Publié le 12 novembre 2015 par Blanchemanche

#biodiversité #LPO
Le 3 septembre à Forest-sur-Marque  : « Nous sommes vraiment entrés dans une nouvelle ère d’extinction massive de la biodiversité et c’est un message pour les chefs d’ é tat à Paris. »  PHOTO PHilippe PAUCHETVDNPQR
Le 3 septembre à Forest-sur-Marque : « Nous sommes vraiment entrés dans une nouvelle ère d’extinction massive de la biodiversité et c’est un message pour les chefs d’ é tat à Paris. » PHOTO PHilippe PAUCHET
«La nature agonise mais il est encore temps de la sauver», s’époumone l’un des écologistes les plus connus des Français. Le président historique de la ligue de protection des oiseaux (LPO) était en tournage près de Lille. Rencontre.
Trente ans que ça dure à la présidence de la première association naturaliste de France, la LPO, 46 000 adhérents, 5 000 bénévoles, 400 salariés. Les oiseaux. Et par extension, les animaux, le monde sauvage. Passeur de messages écolos, animateur d’émissions écolos à la télévision, ambassadeur écolo dans les instances officielles, des sommets de la Terre aux ministères.

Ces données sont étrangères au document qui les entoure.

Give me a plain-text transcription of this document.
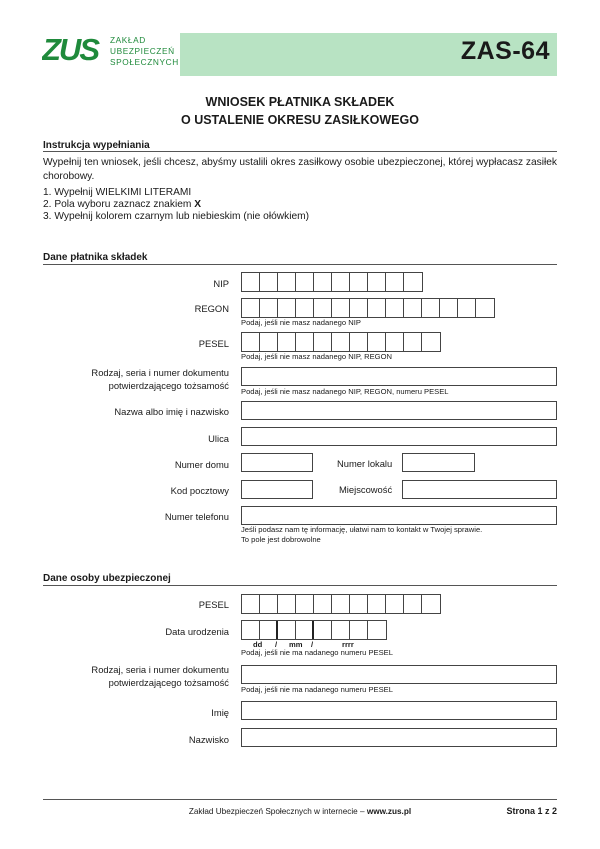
ZAS-64
ZUS ZAKŁAD
UBEZPIECZEŃ
SPOŁECZNYCH
WNIOSEK PŁATNIKA SKŁADEK
O USTALENIE OKRESU ZASIŁKOWEGO
Instrukcja wypełniania
Wypełnij ten wniosek, jeśli chcesz, abyśmy ustalili okres zasiłkowy osobie ubezpieczonej, której wypłacasz zasiłek
chorobowy.
1. Wypełnij WIELKIMI LITERAMI
2. Pola wyboru zaznacz znakiem X
3. Wypełnij kolorem czarnym lub niebieskim (nie ołówkiem)
Dane płatnika składek
NIP
REGON
Podaj, jeśli nie masz nadanego NIP
PESEL
Podaj, jeśli nie masz nadanego NIP, REGON
Rodzaj, seria i numer dokumentu
potwierdzającego tożsamość
Podaj, jeśli nie masz nadanego NIP, REGON, numeru PESEL
Nazwa albo imię i nazwisko
Ulica
Numer domu	Numer lokalu
Kod pocztowy	Miejscowość
Numer telefonu
Jeśli podasz nam tę informację, ułatwi nam to kontakt w Twojej sprawie.
To pole jest dobrowolne
Dane osoby ubezpieczonej
PESEL
Data urodzenia
dd / mm /	rrrr
Podaj, jeśli nie ma nadanego numeru PESEL
Rodzaj, seria i numer dokumentu
potwierdzającego tożsamość
Podaj, jeśli nie ma nadanego numeru PESEL
Imię
Nazwisko
Zakład Ubezpieczeń Społecznych w internecie – www.zus.pl	Strona 1 z 2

Raccrocher ? La retraite ? Allain Bougrain-Dubourg était en tournage dans la métropole lilloise pour une nouvelle série... écolo sur France 2. Nous l’avons attrapé au vol pour l’encager le temps d’un entretien à cinquante jours de la conférence climatique mondiale pilotée à Paris par les Nations Unies.
– Serez-vous mobilisé pour cette immense COP 21 aux 196 chefs d’État en décembre ?
« J’irai, bien sûr. Le monde entier va regarder la France et les Français ne peuvent pas rester indifférents aux enjeux du réchauffement climatique. On peut avoir une nouvelle prise de conscience mais a-t-on vraiment compris qu’on n’avait plus le temps ? En France, un batracien sur trois est menacé de disparition. C’est un mammifère sur quatre ou un oiseau sur huit. Nous sommes vraiment entrés dans une nouvelle ère d’extinction massive de la biodiversité et c’est un message pour les chefs d’état à Paris : la biodiversité et le climat vont de pair, la nature offrant les meilleurs puits de carbone, ces espaces qui permettent de piéger le CO2 ou les autres gaz à effet de serre responsables du changement climatique. Le phytoplancton joue un rôle capital, les océans fixant 60 % du CO2 de la planète. Mais les autres milieux naturels contribuent aussi – on pense bien sûr aux arbres des forêts. »
– Quel rapport avec le monde animal ?
« Il est logique car de nombreuses espèces sont dites “parapluie” : en les protégeant, on protège leur habitat, leur milieu naturel, leur écosystème. Protéger un mammifère, c’est protéger la nature, donc lutter contre le réchauffement climatique. Cette idée a fait beaucoup de chemin, elle n’allait pas de soi il y a encore quelques années. Les services gratuits rendus par la nature sont à l’origine de 40 % de l’économie mondiale et ces services ont déjà disparu à hauteur de 60 % en vingt ans à cause de la surpêche, de l’agriculture intensive, de l’artificialisation des terres (bitumes et bétons) et de la déforestation. J’ai participé aux derniers sommets de la Terre, les grands rendez-vous planétaires sur l’évolution du climat. On arrivait avec nos petits oiseaux dans les grandes tables rondes... On avait l’air de quoi ? Aujourd’hui, on commence seulement à comprendre que la biodiversité, les espèces de plantes et d’animaux ont un rôle essentiel dans la lutte contre le réchauffement climatique. En France, je salue le travail de l’ombre, impressionnant, de quelqu’un comme Nicolas Hulot. Grâce à lui et à d’autres, les choses avancent au plus haut niveau de décisions. »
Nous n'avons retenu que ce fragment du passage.